Mais cette parole valait moins encore qu'un texte de loi et l'intendant de Metz pouvait cyniquement répondre aux protestations des réformés, invoquant en faveur de leur liberté religieuse la parole du roi engagée lors de la réunion de Metz à la France: le roi est maître de sa parole et de sa volonté

Louis XIV, en effet, donna bien des exemples de sa prétention_ malhonnête_ de rester maître de sa parole après l'avoir solennellement engagée.

En 1665, la guerre ayant été déclarée entre l'Angleterre et la
Hollande, celle-ci invoquant les traités, réclame le secours des
Français ses alliés.

Le comte d'Estrades écrit au roi: «C'est à Votre Majesté de voir si ses intérêts se rencontrent avec ceux de ces gens-ci, et s'il lui convient de les trouver occupés d'une guerre comme celle d'Angleterre, lorsqu'elle aura des prétentions à disputer dans leur voisinage. En ce cas, elle peut trouver les moyens de laisser aller le cours des affaires et paraître pourtant faire ce à quoi l'oblige la foi des derniers traités.» Sur quoi, le roi, digne élève des jésuites, répond qu'avant de remplir ses obligations, il veut attendre que les Hollandais aient éprouvé quelque revers, car ils ne sont pas encore assez pressés pour entendre aux conditions qu'il entend mettre à l'octroi de secours qu'il leur doit.

Malgré les engagements formels qu'il avait pris envers l'Espagne par le traité des Pyrénées, Louis XIV envoie au secours du Portugal Schomberg avec un corps d'armée; et quand l'Espagne se plaint de cette infraction aux traités, il oppose à ses réclamations cette assertion mensongère, que Schomberg est un libre condottiere dont les actes ne peuvent engager la responsabilité du roi de France.

Ce qui est plus curieux en cette affaire, c'est la justification de sa déloyale conduite qu'il présente ainsi dans ses mémoires:

«Les deux couronnes de France et d'Espagne sont dans un état de rivalité et d'inimitié permanentes que les traités peuvent couvrir mais ne sauraient jamais éteindre, quelques clauses spécieuses qu'on y mette, d'union, d'amitié, de se procurer respectivement toutes sortes d'avantages.

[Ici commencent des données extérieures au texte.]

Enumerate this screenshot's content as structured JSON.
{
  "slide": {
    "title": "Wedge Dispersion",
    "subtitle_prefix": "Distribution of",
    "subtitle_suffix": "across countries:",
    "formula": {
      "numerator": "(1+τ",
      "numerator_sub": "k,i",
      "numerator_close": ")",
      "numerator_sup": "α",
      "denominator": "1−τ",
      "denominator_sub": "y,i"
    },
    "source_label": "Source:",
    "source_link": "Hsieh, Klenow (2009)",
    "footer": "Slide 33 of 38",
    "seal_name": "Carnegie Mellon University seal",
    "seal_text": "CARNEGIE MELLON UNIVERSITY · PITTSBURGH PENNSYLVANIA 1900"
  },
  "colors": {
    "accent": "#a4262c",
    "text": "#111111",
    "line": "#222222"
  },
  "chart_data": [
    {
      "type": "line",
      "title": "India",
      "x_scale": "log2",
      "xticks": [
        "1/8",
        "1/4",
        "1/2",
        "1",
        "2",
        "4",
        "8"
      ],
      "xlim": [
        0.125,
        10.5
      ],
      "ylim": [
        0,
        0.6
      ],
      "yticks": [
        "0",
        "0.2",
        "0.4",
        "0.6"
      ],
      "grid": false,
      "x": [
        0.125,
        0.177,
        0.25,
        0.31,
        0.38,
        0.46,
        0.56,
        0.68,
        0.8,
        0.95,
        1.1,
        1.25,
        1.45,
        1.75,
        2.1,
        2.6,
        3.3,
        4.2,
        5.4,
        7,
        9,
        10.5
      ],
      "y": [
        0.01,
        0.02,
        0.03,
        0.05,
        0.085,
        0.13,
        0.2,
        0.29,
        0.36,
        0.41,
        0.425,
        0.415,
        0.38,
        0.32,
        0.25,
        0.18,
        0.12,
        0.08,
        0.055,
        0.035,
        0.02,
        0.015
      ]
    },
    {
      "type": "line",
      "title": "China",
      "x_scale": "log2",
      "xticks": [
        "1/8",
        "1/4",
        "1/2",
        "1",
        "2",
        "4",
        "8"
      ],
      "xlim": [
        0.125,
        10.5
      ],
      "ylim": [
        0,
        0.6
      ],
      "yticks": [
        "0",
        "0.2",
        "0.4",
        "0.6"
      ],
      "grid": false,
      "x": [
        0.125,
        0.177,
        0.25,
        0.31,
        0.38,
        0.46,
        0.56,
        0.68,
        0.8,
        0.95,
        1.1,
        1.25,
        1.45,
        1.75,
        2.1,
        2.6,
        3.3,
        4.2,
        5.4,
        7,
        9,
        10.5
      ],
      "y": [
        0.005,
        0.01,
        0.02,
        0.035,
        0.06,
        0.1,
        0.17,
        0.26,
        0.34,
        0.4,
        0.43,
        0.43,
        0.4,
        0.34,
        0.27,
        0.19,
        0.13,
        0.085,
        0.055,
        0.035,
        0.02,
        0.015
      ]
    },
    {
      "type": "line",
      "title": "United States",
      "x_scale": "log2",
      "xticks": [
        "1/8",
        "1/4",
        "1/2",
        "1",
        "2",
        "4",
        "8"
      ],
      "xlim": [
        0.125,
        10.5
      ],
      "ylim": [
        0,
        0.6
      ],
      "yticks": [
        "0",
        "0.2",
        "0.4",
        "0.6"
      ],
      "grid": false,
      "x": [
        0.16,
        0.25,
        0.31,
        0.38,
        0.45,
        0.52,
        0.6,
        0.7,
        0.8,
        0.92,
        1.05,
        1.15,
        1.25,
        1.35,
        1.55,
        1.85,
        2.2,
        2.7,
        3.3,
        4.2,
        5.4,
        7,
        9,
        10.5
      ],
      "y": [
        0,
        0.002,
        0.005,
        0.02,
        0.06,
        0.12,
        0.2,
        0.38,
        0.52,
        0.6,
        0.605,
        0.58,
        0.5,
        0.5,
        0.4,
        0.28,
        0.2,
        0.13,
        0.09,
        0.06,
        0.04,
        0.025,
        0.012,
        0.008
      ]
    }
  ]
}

«Le véritable sens que chacun entend fort bien de son côté, par l'expérience de tous les siècles, est qu'on s'abstiendra au dehors, de toute sorte d'hostilités et de toutes démonstrations publiques de mauvaise volonté; car, pour les infractions secrètes qui n'éclatent point, l'un les attend toujours de l'autre, et, ne promet le contraire qu'au même sens qu'on le lui promet.»

Quand, en 1666, Louis XIV affirmait à l'électeur de Brandebourg qu'il avait maintenu et maintiendrait ses sujets réformés dans tous les droits que leur avaient accordé les édits, il disait, pour donner plus de poids à son assertion et à sa promesse également inexactes: «C'est la règle que je me suis prescrite à moi-même, tant pour observer la justice, que pour leur témoigner la satisfaction que j'ai de leur obéissance et de leur zèle pour mon service depuis la dernière pacification de 1660.»

Il promettait le contraire de ce qu'il avait l'intention de faire, il en était déjà aux infractions secrètes qui n'éclatent point; il en vint plus tard aux démonstrations et aux hostilités publiques, à la révocation de l'édit de Nantes, et enfin aux mesures de violence les plus odieuses qu'on eût jamais vues.